Tutto il chiacchiericcio in merito ai presunti avvicendamenti in campo lascia al contrario trasparire la volontà assoluta di non cambiare nulla. Condito dalla voglia di constatare che “alla fine della fiera è meglio non stravolgere gli equilibri in essere” per lasciare soddisfatti un po’ tutti. Sono stati citati una schiera di personaggi del panorama politico locale, ma probabilmente solo ad uso e consumo di una polemica gratuita e tesa a gettare polverone su una crisi identitaria e di riconoscibilità interna. Questo è il segno della passività più becera che prende il sopravvento, non tanto perché fosse necessario un semplice cambio di persone, quanto semmai dell’introduzione un vero e proprio Nuovo Sistema di Lavoro, fino ad oggi poco valido poiché ricalca stili obsoleti e incapaci di generare valido e sostanziale cambiamento.

Così facendo i partiti sono portati alla passività, non forniscono indirizzi validi e tangibili, ma seguono piuttosto le pulsioni e gli egoismi diffusi, un po’ causticamente potrebbe dirsi: “una politica vuota a fronte di una società vuota”.

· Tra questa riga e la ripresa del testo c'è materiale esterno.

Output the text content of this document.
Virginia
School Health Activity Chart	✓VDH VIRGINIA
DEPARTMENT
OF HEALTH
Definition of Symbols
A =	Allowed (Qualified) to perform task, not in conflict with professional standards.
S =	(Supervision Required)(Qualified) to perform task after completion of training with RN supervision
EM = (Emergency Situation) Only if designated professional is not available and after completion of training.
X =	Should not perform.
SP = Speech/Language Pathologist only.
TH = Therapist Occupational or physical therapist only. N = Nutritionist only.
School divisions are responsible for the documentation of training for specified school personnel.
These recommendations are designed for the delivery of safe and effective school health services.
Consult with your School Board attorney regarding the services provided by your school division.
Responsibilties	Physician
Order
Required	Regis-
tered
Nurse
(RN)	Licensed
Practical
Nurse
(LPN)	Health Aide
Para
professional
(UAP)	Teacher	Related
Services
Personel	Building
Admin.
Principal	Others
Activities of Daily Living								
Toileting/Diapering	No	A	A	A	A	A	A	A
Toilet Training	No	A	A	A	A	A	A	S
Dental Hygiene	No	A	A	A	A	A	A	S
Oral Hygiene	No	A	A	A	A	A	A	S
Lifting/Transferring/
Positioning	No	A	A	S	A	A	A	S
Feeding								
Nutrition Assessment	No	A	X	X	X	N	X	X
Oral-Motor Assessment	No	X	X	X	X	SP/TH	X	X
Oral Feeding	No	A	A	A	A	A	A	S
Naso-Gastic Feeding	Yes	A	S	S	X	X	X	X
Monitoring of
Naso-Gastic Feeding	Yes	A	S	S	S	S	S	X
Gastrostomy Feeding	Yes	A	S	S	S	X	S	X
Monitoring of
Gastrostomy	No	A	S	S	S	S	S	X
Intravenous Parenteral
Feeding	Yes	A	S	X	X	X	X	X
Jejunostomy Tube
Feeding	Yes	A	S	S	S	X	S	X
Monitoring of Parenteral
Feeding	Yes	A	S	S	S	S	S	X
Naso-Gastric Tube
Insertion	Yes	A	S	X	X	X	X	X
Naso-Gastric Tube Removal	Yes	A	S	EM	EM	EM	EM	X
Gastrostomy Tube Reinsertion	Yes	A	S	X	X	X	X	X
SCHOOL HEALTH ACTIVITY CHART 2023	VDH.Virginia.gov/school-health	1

Si legge la volontà di una leadership poco orientata al cambiamento positivo e sostanziale, che getta tutto il sistema politico in una sconfortante autoreferenzialità impedendo la rigenerazione autopoietica e centrifuga. Di contro molti soggetti (piccole schegge partigiane) non sono capaci di confrontarsi dialetticamente e con assoluta trasparenza con gli amici di partito e con i nemici al governo della città.

Saranno queste frasi da fantapolitica, ma la FantaGente è stufa di immaginare (e non poter vivere) una città che funzioni in cui i furbi non pagano le tasse e i servizi non possano mai partire.